Hi,
srg wrote:I've heard that Hypertheadding only works like this if one thread is doing integer math and the other is doing fp at any one time.
Not really. The problem with modern CPUs is that there's many reasons for "pipeline stalls", including waiting for data to come from memory, situations where one instruction needs to wait for the results of a previous instruction, branch mis-prediction and situations where the pipeline/s needed for an instruction are in use.
The idea of hyper-threading is to execute multiple unrelated instruction streams at once, so that if one instruction stream is stalled for any reason the other can continue.
For example, if the code reads from memory (and the data isn't in the cache) it can take a relatively large amount of time for the data to become available. Without hyper-threading this can leave the CPU with nothing to do.
That's why the actual performance improvement of hyper-threading can't be easily predicted - it depends on what each stream of instructions is actually doing. If both streams are using different pipelines (e.g. if one stream is doing integer math and the other is doing fp), or if both streams spend a lot of time waiting for data from memory (e.g. working on large arrays with random access patterns) then you'd get a very good improvement.
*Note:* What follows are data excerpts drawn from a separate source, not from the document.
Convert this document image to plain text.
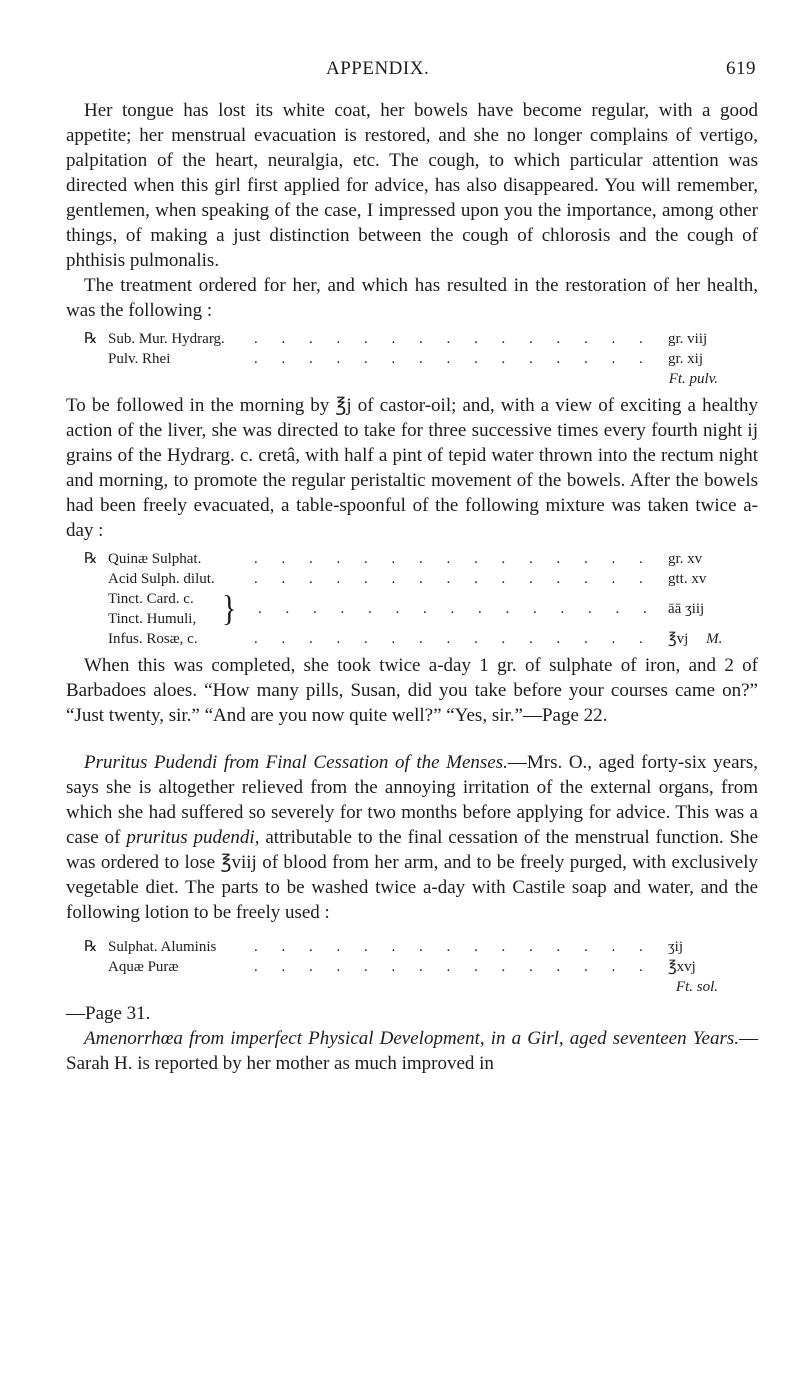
APPENDIX.	619

Her tongue has lost its white coat, her bowels have become regular, with a good appetite; her menstrual evacuation is restored, and she no longer complains of vertigo, palpitation of the heart, neuralgia, etc. The cough, to which particular attention was directed when this girl first applied for advice, has also disappeared. You will remember, gentlemen, when speaking of the case, I impressed upon you the importance, among other things, of making a just distinction between the cough of chlorosis and the cough of phthisis pulmonalis.

The treatment ordered for her, and which has resulted in the restoration of her health, was the following :

℞ Sub. Mur. Hydrarg.	. . . . . . . . . . . . . . .	gr. viij
Pulv. Rhei	. . . . . . . . . . . . . . .	gr. xij
Ft. pulv.

To be followed in the morning by ℥j of castor-oil; and, with a view of exciting a healthy action of the liver, she was directed to take for three successive times every fourth night ij grains of the Hydrarg. c. cretâ, with half a pint of tepid water thrown into the rectum night and morning, to promote the regular peristaltic movement of the bowels. After the bowels had been freely evacuated, a table-spoonful of the following mixture was taken twice a-day :

℞ Quinæ Sulphat.	. . . . . . . . . . . . . . .	gr. xv
Acid Sulph. dilut.	. . . . . . . . . . . . . . .	gtt. xv
Tinct. Card. c.
Tinct. Humuli, }	. . . . . . . . . . . . . . . āā ʒiij
Infus. Rosæ, c.	. . . . . . . . . . . . . . .	℥vj M.

When this was completed, she took twice a-day 1 gr. of sulphate of iron, and 2 of Barbadoes aloes. “How many pills, Susan, did you take before your courses came on?” “Just twenty, sir.” “And are you now quite well?” “Yes, sir.”—Page 22.

Pruritus Pudendi from Final Cessation of the Menses.—Mrs. O., aged forty-six years, says she is altogether relieved from the annoying irritation of the external organs, from which she had suffered so severely for two months before applying for advice. This was a case of pruritus pudendi, attributable to the final cessation of the menstrual function. She was ordered to lose ℥viij of blood from her arm, and to be freely purged, with exclusively vegetable diet. The parts to be washed twice a-day with Castile soap and water, and the following lotion to be freely used :

℞ Sulphat. Aluminis	. . . . . . . . . . . . . . .	ʒij
Aquæ Puræ	. . . . . . . . . . . . . . .	℥xvj
Ft. sol.

—Page 31.

Amenorrhœa from imperfect Physical Development, in a Girl, aged seventeen Years.—Sarah H. is reported by her mother as much improved in
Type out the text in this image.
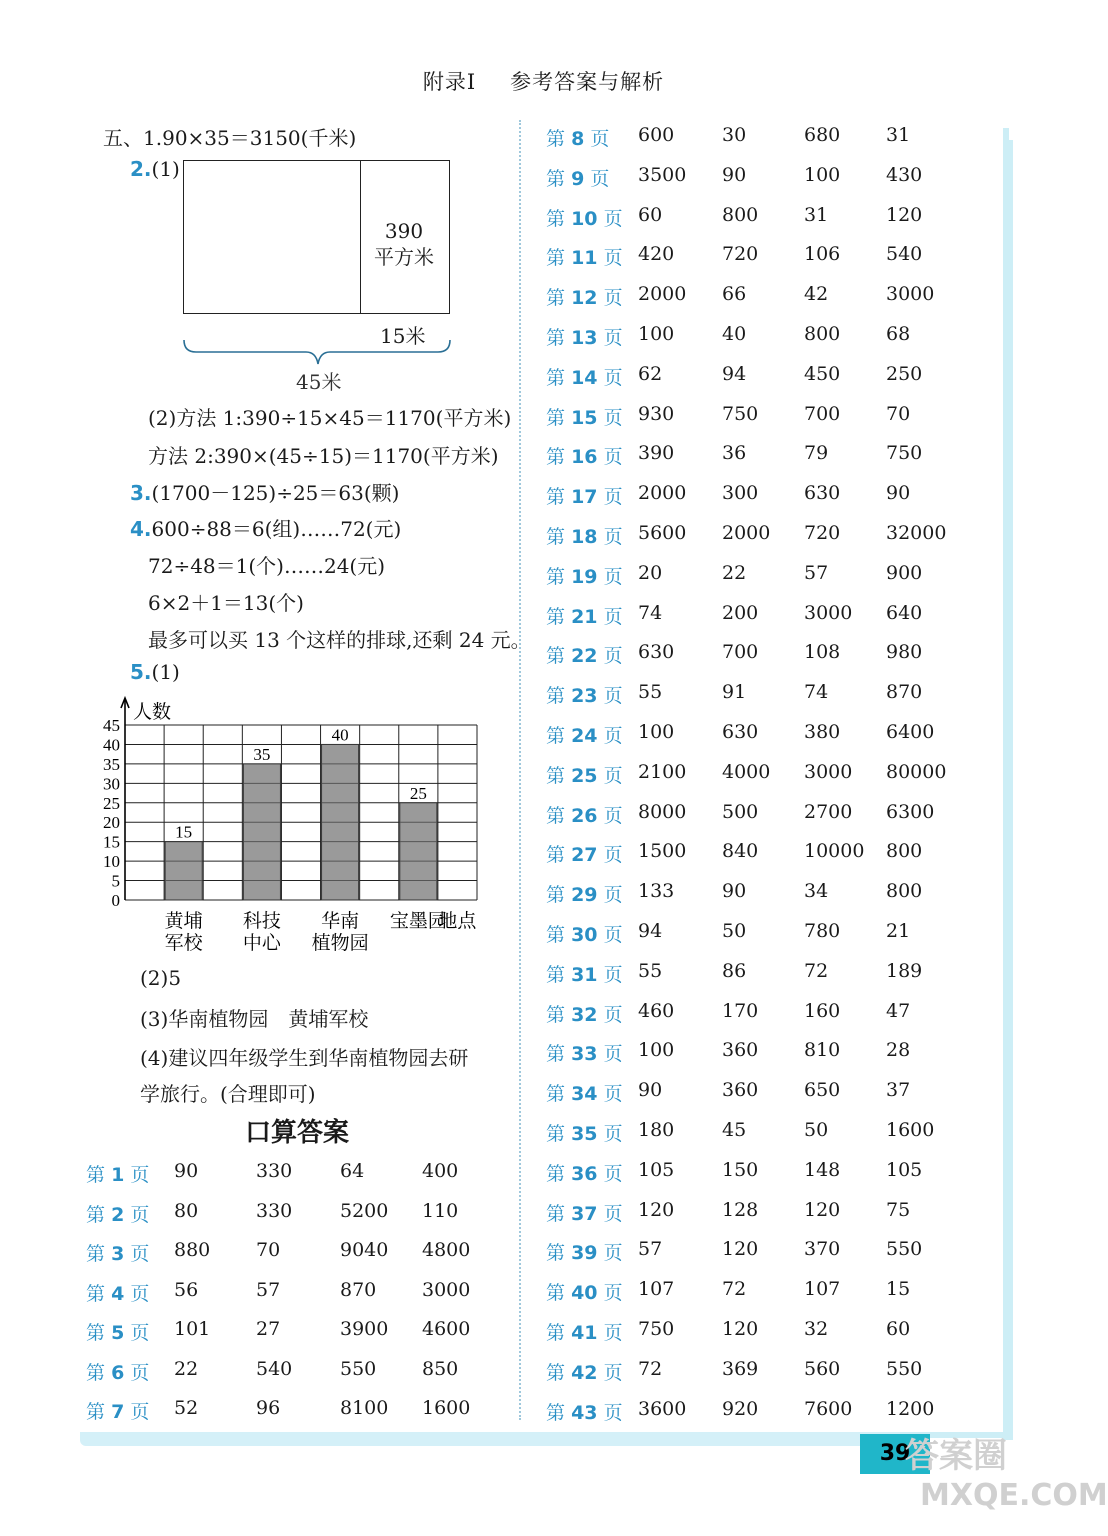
附录Ⅰ 参考答案与解析
五、1.90×35＝3150(千米)
2.(1)
390
平方米
15米
45米
(2)方法 1:390÷15×45＝1170(平方米)
方法 2:390×(45÷15)＝1170(平方米)
3.(1700－125)÷25＝63(颗)
4.600÷88＝6(组)……72(元)
72÷48＝1(个)……24(元)
6×2＋1＝13(个)
最多可以买 13 个这样的排球,还剩 24 元。
5.(1)
0
5
10
15
20
25
30
35
40
45
人数
15
黄埔
军校
35
科技
中心
40
华南
植物园
25
宝墨园
地点
(2)5
(3)华南植物园　黄埔军校
(4)建议四年级学生到华南植物园去研
学旅行。(合理即可)
口算答案
第 1 页 90	330	64	400
第 2 页 80	330	5200 110
第 3 页 880 70	9040 4800
第 4 页 56	57	870 3000
第 5 页 101 27	3900 4600
第 6 页 22	540	550 850
第 7 页 52	96	8100 1600
第 8 页 600	30	680 31
第 9 页 3500 90	100 430
第 10 页 60	800 31	120
第 11 页 420	720 106 540
第 12 页 2000 66	42	3000
第 13 页 100	40	800 68
第 14 页 62	94	450 250
第 15 页 930	750 700 70
第 16 页 390	36	79	750
第 17 页 2000 300 630 90
第 18 页 5600 2000 720 32000
第 19 页 20	22	57	900
第 21 页 74	200 3000 640
第 22 页 630	700 108 980
第 23 页 55	91	74	870
第 24 页 100	630 380 6400
第 25 页 2100 4000 3000 80000
第 26 页 8000 500 2700 6300
第 27 页 1500 840 10000 800
第 29 页 133	90	34	800
第 30 页 94	50	780 21
第 31 页 55	86	72	189
第 32 页 460	170 160 47
第 33 页 100	360 810 28
第 34 页 90	360 650 37
第 35 页 180	45	50	1600
第 36 页 105	150 148 105
第 37 页 120	128 120 75
第 39 页 57	120 370 550
第 40 页 107	72	107 15
第 41 页 750	120 32	60
第 42 页 72	369 560 550
第 43 页 3600 920 7600 1200
39
答案圈
MXQE.COM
If both streams are highly optimized to avoid all pipeline stalls, then HT won't help at all. In practice it's very rare for this to happen though.
Performance increase associated with HT is estimated to be between 5% and 60%. This is total performance increase, rather than the performance of a single instruction stream (which is reduced rather than improved, as the same CPU's resources are shared).
This has led to people using poorly written (single threaded) applications commenting that hyper-threading makes the application run slower. It'd be the same if you compared a computer with a single 2 GHz CPU to a computer with a pair of 1.4 GHz CPUs.